O IBS segue o modelo dos impostos sobre o
valor adicionado (IVA), que corresponde ao desenho de tributação de bens e serviços
na maioria dos países desenvolvidos. O IVA não incide em cascata em cada etapa
da produção, bens intermediários não são tributados, e é, portanto, diferente
das outras formas de tributação indireta, como a tributação sobre o faturamento
das empresas. Assim, a reforma tributária atualmente proposta no Brasil tem
fundamentos analíticos sólidos, baseados em resultados rigorosos da teoria
econômica de tributação ótima.
No entanto, a grande maioria dos artigos
sobre tributação ótima não considera a questão da sonegação fiscal. No Brasil,
não só a evasão de tributos é elevada, como também é heterogênea entre os
setores produtivos. Atividades como agricultura e construção civil têm alta
evasão fiscal, enquanto produção de petróleo e gás e intermediação financeira
têm evasão fiscal relativamente mais baixa.
Além disso, o comportamento da sonegação
fiscal varia de forma significativa por setor produtivo em resposta a mudanças nas
alíquotas de impostos. Essa é a conclusão apresentada no estudo “Should
Governments Tax Commodities Uniformly? Theory and Evidence from Brazil”, que
realizamos em conjunto com os economistas Breno Albuquerque e Gil Navarro.

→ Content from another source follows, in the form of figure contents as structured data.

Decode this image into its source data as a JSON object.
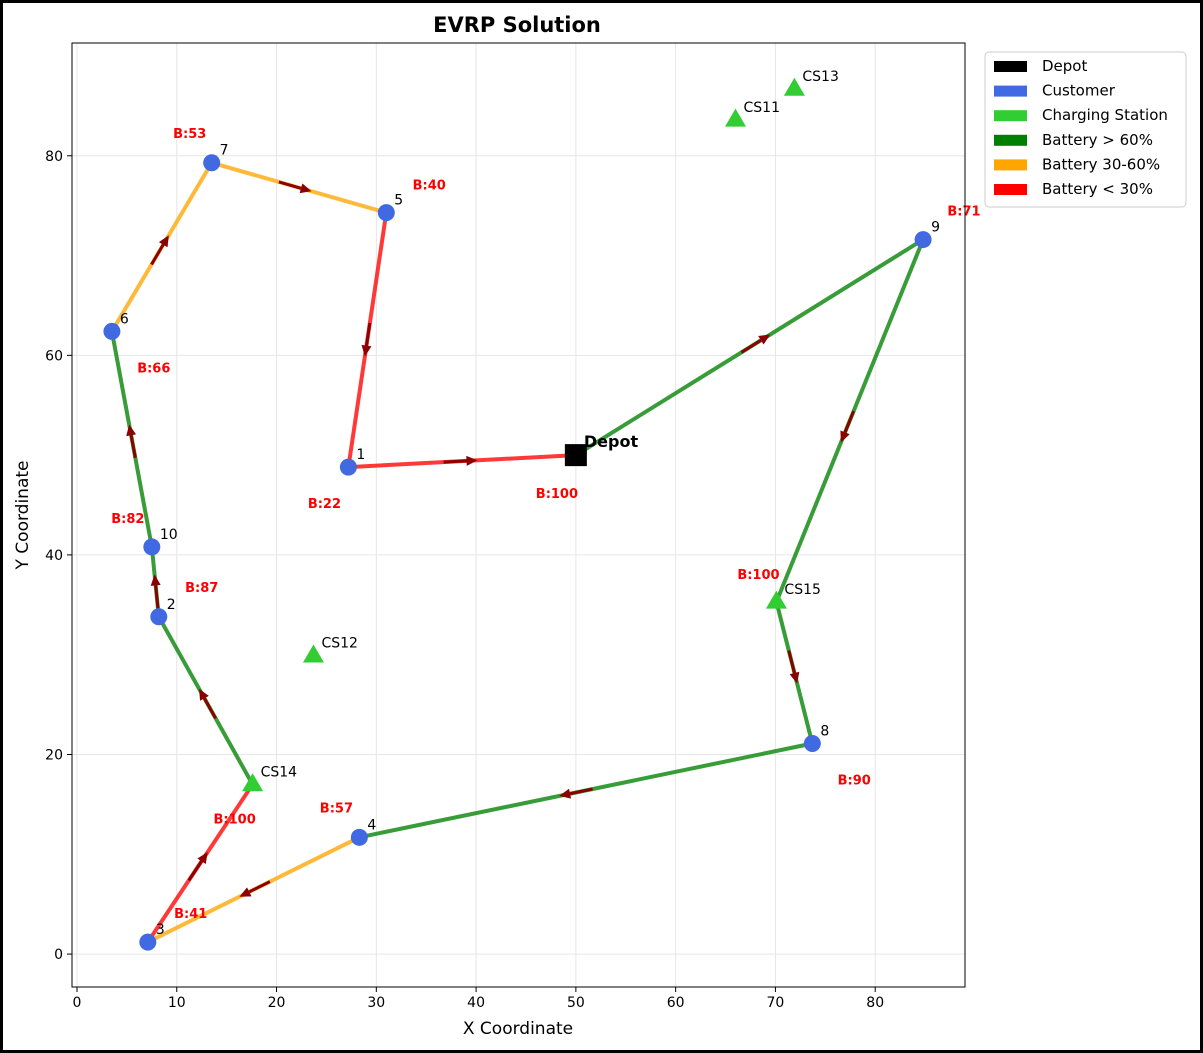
{
  "chart_data": {
    "type": "scatter",
    "title": "EVRP Solution",
    "xlabel": "X Coordinate",
    "ylabel": "Y Coordinate",
    "xlim": [
      -0.5,
      89
    ],
    "ylim": [
      -3.3,
      91.3
    ],
    "x_ticks": [
      0,
      10,
      20,
      30,
      40,
      50,
      60,
      70,
      80
    ],
    "y_ticks": [
      0,
      20,
      40,
      60,
      80
    ],
    "grid": true,
    "legend_position": "outside-top-right",
    "colors": {
      "depot": "#000000",
      "customer": "#4169e1",
      "station": "#32cd32",
      "battery_high": "#008000",
      "battery_mid": "#ffa500",
      "battery_low": "#ff0000",
      "arrow": "#8b0000",
      "battery_label": "#ff0000"
    },
    "legend": [
      {
        "label": "Depot",
        "color": "#000000"
      },
      {
        "label": "Customer",
        "color": "#4169e1"
      },
      {
        "label": "Charging Station",
        "color": "#32cd32"
      },
      {
        "label": "Battery > 60%",
        "color": "#008000"
      },
      {
        "label": "Battery 30-60%",
        "color": "#ffa500"
      },
      {
        "label": "Battery < 30%",
        "color": "#ff0000"
      }
    ],
    "nodes": [
      {
        "id": "depot",
        "kind": "depot",
        "label": "Depot",
        "x": 50,
        "y": 50
      },
      {
        "id": "1",
        "kind": "customer",
        "label": "1",
        "x": 27.2,
        "y": 48.8
      },
      {
        "id": "2",
        "kind": "customer",
        "label": "2",
        "x": 8.2,
        "y": 33.8
      },
      {
        "id": "3",
        "kind": "customer",
        "label": "3",
        "x": 7.1,
        "y": 1.2
      },
      {
        "id": "4",
        "kind": "customer",
        "label": "4",
        "x": 28.3,
        "y": 11.7
      },
      {
        "id": "5",
        "kind": "customer",
        "label": "5",
        "x": 31.0,
        "y": 74.3
      },
      {
        "id": "6",
        "kind": "customer",
        "label": "6",
        "x": 3.5,
        "y": 62.4
      },
      {
        "id": "7",
        "kind": "customer",
        "label": "7",
        "x": 13.5,
        "y": 79.3
      },
      {
        "id": "8",
        "kind": "customer",
        "label": "8",
        "x": 73.7,
        "y": 21.1
      },
      {
        "id": "9",
        "kind": "customer",
        "label": "9",
        "x": 84.8,
        "y": 71.6
      },
      {
        "id": "10",
        "kind": "customer",
        "label": "10",
        "x": 7.5,
        "y": 40.8
      },
      {
        "id": "CS11",
        "kind": "station",
        "label": "CS11",
        "x": 66.0,
        "y": 83.6
      },
      {
        "id": "CS12",
        "kind": "station",
        "label": "CS12",
        "x": 23.7,
        "y": 29.9
      },
      {
        "id": "CS13",
        "kind": "station",
        "label": "CS13",
        "x": 71.9,
        "y": 86.7
      },
      {
        "id": "CS14",
        "kind": "station",
        "label": "CS14",
        "x": 17.6,
        "y": 17.0
      },
      {
        "id": "CS15",
        "kind": "station",
        "label": "CS15",
        "x": 70.1,
        "y": 35.3
      }
    ],
    "route": [
      {
        "from": "depot",
        "to": "9",
        "level": "high"
      },
      {
        "from": "9",
        "to": "CS15",
        "level": "high"
      },
      {
        "from": "CS15",
        "to": "8",
        "level": "high"
      },
      {
        "from": "8",
        "to": "4",
        "level": "high"
      },
      {
        "from": "4",
        "to": "3",
        "level": "mid"
      },
      {
        "from": "3",
        "to": "CS14",
        "level": "low"
      },
      {
        "from": "CS14",
        "to": "2",
        "level": "high"
      },
      {
        "from": "2",
        "to": "10",
        "level": "high"
      },
      {
        "from": "10",
        "to": "6",
        "level": "high"
      },
      {
        "from": "6",
        "to": "7",
        "level": "mid"
      },
      {
        "from": "7",
        "to": "5",
        "level": "mid"
      },
      {
        "from": "5",
        "to": "1",
        "level": "low"
      },
      {
        "from": "1",
        "to": "depot",
        "level": "low"
      }
    ],
    "battery_labels": [
      {
        "text": "B:100",
        "x": 48.1,
        "y": 46.2
      },
      {
        "text": "B:71",
        "x": 88.9,
        "y": 74.5
      },
      {
        "text": "B:100",
        "x": 68.3,
        "y": 38.1
      },
      {
        "text": "B:90",
        "x": 77.9,
        "y": 17.5
      },
      {
        "text": "B:57",
        "x": 26.0,
        "y": 14.7
      },
      {
        "text": "B:41",
        "x": 11.4,
        "y": 4.1
      },
      {
        "text": "B:100",
        "x": 15.8,
        "y": 13.6
      },
      {
        "text": "B:87",
        "x": 12.5,
        "y": 36.8
      },
      {
        "text": "B:82",
        "x": 5.1,
        "y": 43.7
      },
      {
        "text": "B:66",
        "x": 7.7,
        "y": 58.8
      },
      {
        "text": "B:53",
        "x": 11.3,
        "y": 82.3
      },
      {
        "text": "B:40",
        "x": 35.3,
        "y": 77.1
      },
      {
        "text": "B:22",
        "x": 24.8,
        "y": 45.2
      }
    ]
  }
}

Em 1999, houve um aumento quase uniforme de
50% na alíquota do Cofins, imposto que incide sobre o faturamento das empresas,
para todos os setores de atividade, enquanto o imposto PIS, que também tem
incidência sobre o faturamento, permaneceu inalterado. Com base nessa mudança
do Cofins e na manutenção da alíquota do PIS, foi possível calcular a diferença
entre o aumento real da receita fiscal de cada setor produtivo e o aumento que
teria ocorrido na ausência de evasão fiscal do Cofins. Esse cálculo permitiu
determinar a elasticidade da evasão fiscal em relação à alíquota do imposto por
setor de atividade no Brasil.
Os resultados obtidos indicam que um
aumento de 50% na alíquota de um imposto, como ocorreu com a Cofins, resulta em
um aumento da evasão fiscal de 18% na construção civil e apenas 2,5% no setor
de intermediação financeira, evidenciando uma heterogeneidade significativa
entre setores.
Com base nesta motivação empírica,
introduzimos a evasão fiscal em um modelo econômico que considera diversos
setores produtivos com bens intermediários e finais. Constatamos que, na
maioria dos casos, não deve haver tributação sobre os bens intermediários. Ou
seja, a estrutura do IVA se mostra robusta quando a evasão fiscal é
considerada, porém a tributação uniforme de bens finais não é necessariamente
recomendável do ponto de vista de eficiência econômica.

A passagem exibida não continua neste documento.